La kinésiologie pour nourrissons fonctionne-t-elle vraiment ?
Face aux pleurs incessants d’un nouveau-né et à l’épuisement parental, de nouvelles offres de « soins » émergent sur les réseaux sociaux. La promesse de la kinésiologie périnatale ? Interroger le corps du bébé pour comprendre ses maux. Mais derrière les discours apaisants, la réalité scientifique est tout autre.
Le concept : Faire parler le corps par « transfert »
La kinésiologie repose sur le test musculaire. Le praticien exerce une pression sur le bras du patient : si le muscle « lâche », cela indiquerait un stress ou un blocage énergétique.

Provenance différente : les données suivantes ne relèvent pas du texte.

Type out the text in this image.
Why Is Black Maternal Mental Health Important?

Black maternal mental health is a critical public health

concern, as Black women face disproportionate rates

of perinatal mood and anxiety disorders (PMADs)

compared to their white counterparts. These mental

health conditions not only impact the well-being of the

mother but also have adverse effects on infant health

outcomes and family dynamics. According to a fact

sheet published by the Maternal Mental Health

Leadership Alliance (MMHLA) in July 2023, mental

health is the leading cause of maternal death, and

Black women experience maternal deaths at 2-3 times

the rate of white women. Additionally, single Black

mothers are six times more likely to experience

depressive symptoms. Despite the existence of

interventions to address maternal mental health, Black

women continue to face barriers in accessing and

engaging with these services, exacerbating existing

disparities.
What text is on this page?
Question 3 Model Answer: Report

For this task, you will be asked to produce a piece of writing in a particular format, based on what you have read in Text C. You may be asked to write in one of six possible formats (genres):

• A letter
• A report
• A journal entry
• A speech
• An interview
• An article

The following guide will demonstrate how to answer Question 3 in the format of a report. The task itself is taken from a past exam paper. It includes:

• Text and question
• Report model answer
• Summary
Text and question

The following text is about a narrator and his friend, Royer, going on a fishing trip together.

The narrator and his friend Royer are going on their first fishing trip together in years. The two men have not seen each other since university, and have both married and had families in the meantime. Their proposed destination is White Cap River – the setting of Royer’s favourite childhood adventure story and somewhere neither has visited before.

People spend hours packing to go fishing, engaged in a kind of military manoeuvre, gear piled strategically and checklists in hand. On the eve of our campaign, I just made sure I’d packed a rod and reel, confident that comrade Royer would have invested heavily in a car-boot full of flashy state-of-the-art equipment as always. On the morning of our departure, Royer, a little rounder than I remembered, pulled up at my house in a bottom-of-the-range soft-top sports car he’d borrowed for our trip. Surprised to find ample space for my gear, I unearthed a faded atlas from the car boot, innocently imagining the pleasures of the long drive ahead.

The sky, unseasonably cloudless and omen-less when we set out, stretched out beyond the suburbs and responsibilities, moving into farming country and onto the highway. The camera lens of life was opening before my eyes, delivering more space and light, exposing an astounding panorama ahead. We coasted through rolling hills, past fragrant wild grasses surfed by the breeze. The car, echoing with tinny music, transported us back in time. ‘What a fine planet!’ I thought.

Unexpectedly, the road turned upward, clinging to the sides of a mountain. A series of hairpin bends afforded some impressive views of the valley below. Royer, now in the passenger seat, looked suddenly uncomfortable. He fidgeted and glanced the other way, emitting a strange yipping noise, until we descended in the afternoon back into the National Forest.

Problème majeur avec les nourrissons : ils ne peuvent pas répondre au test. Les praticiens utilisent alors le parent comme « substitut » ou « antenne ». En touchant le bébé d’une main et en testant le bras du parent de l’autre, ils prétendent capter les émotions ou les douleurs du nourrisson.
Pourquoi ce n’est qu’une illusion : L’effet idéomoteur
La science est formelle : ce que le kinésiologue interprète comme une réponse du corps est en réalité un phénomène psychologique appelé l’effet idéomoteur.

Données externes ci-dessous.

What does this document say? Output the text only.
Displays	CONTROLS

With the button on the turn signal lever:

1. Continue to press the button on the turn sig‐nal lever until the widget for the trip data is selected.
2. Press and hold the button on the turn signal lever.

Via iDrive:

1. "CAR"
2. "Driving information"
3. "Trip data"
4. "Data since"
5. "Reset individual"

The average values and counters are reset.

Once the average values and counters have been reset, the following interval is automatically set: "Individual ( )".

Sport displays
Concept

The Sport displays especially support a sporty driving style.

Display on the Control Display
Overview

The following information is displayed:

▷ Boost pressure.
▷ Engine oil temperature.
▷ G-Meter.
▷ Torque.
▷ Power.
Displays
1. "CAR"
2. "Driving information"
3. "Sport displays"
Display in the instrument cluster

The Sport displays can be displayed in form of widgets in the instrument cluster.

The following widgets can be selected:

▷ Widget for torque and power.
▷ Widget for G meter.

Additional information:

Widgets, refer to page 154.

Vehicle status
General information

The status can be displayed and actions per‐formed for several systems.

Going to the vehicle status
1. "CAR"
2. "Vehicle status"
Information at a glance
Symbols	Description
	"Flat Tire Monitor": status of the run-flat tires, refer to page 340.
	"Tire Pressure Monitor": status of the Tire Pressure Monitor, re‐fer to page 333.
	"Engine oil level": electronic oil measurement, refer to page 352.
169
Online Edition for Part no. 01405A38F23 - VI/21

- Ce sont des micro-mouvements musculaires inconscients générés par les attentes du praticien ou du parent.
- En clair, on ne teste pas le bébé, on teste involontairement les croyances de l’adulte.

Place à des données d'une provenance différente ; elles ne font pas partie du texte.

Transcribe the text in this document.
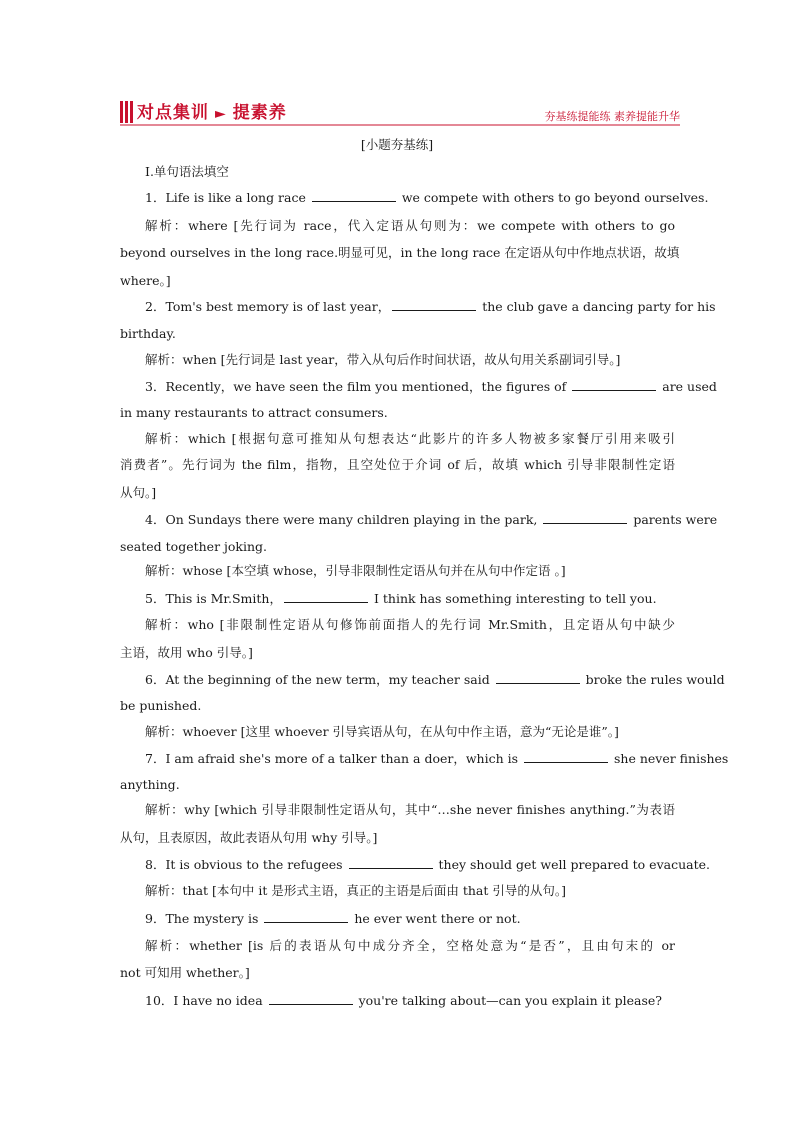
对点集训 ► 提素养	夯基练提能练 素养提能升华
[小题夯基练]
Ⅰ.单句语法填空
1．Life is like a long race	we compete with others to go beyond ourselves.
解析：where [先行词为 race，代入定语从句则为：we compete with others to go
beyond ourselves in the long race.明显可见，in the long race 在定语从句中作地点状语，故填
where。]
2．Tom's best memory is of last year，	the club gave a dancing party for his
birthday.
解析：when [先行词是 last year，带入从句后作时间状语，故从句用关系副词引导。]
3．Recently，we have seen the film you mentioned，the figures of	are used
in many restaurants to attract consumers.
解析：which [根据句意可推知从句想表达“此影片的许多人物被多家餐厅引用来吸引
消费者”。先行词为 the film，指物，且空处位于介词 of 后，故填 which 引导非限制性定语
从句。]
4．On Sundays there were many children playing in the park,	parents were
seated together joking.
解析：whose [本空填 whose，引导非限制性定语从句并在从句中作定语 。]
5．This is Mr.Smith，	I think has something interesting to tell you.
解析：who [非限制性定语从句修饰前面指人的先行词 Mr.Smith，且定语从句中缺少
主语，故用 who 引导。]
6．At the beginning of the new term，my teacher said	broke the rules would
be punished.
解析：whoever [这里 whoever 引导宾语从句，在从句中作主语，意为“无论是谁”。]
7．I am afraid she's more of a talker than a doer，which is	she never finishes
anything.
解析：why [which 引导非限制性定语从句，其中“…she never finishes anything.”为表语
从句，且表原因，故此表语从句用 why 引导。]
8．It is obvious to the refugees	they should get well prepared to evacuate.
解析：that [本句中 it 是形式主语，真正的主语是后面由 that 引导的从句。]
9．The mystery is	he ever went there or not.
解析：whether [is 后的表语从句中成分齐全，空格处意为“是否”，且由句末的 or
not 可知用 whether。]
10．I have no idea	you're talking about—can you explain it please?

- Verdict : Le transfert énergétique n’a aucune base biologique ou physique prouvée.
Les dangers cachés : Bien plus qu’une méthode « douce »
Si la pratique semble inoffensive car non invasive, elle comporte des risques de santé publique majeurs :
- Le retard de diagnostic médical : Un bébé qui pleure peut souffrir d’un reflux gastro-œsophagien (RGO), d’une infection ou d’une allergie. Chercher une cause « émotionnelle » ou « transgénérationnelle » retarde une prise en charge pédiatrique vitale.
- La culpabilisation parentale : En affirmant que le nourrisson « éponge » les blocages de ses parents, la kinésiologie fait peser la responsabilité de la souffrance de l’enfant sur les épaules des parents, déjà vulnérables.
- L’emprise financière : La multiplication des séances pour « nettoyer les mémoires » crée une dépendance coûteuse.
VERDICT : FAUX ❌
La kinésiologie pour nourrissons ne fonctionne pas. Elle ne repose sur aucun fondement anatomique ou physiologique. Elle est classée comme une pratique à risque de dérives sectaires par les autorités de vigilance (MIVILUDES).
Le conseil de veille : Si votre bébé présente des troubles du sommeil ou des pleurs persistants, votre interlocuteur unique doit rester un professionnel de santé (pédiatre, médecin généraliste ou sage-femme).
Source :
- Rapport de l’INSERM (Évaluation de la kinésiologie) et Guide de vigilance Santé de la MIVILUDES (Mis à jour début 2026 sur les dérives périnatales).
- Date du résultat : 22 janvier 2026.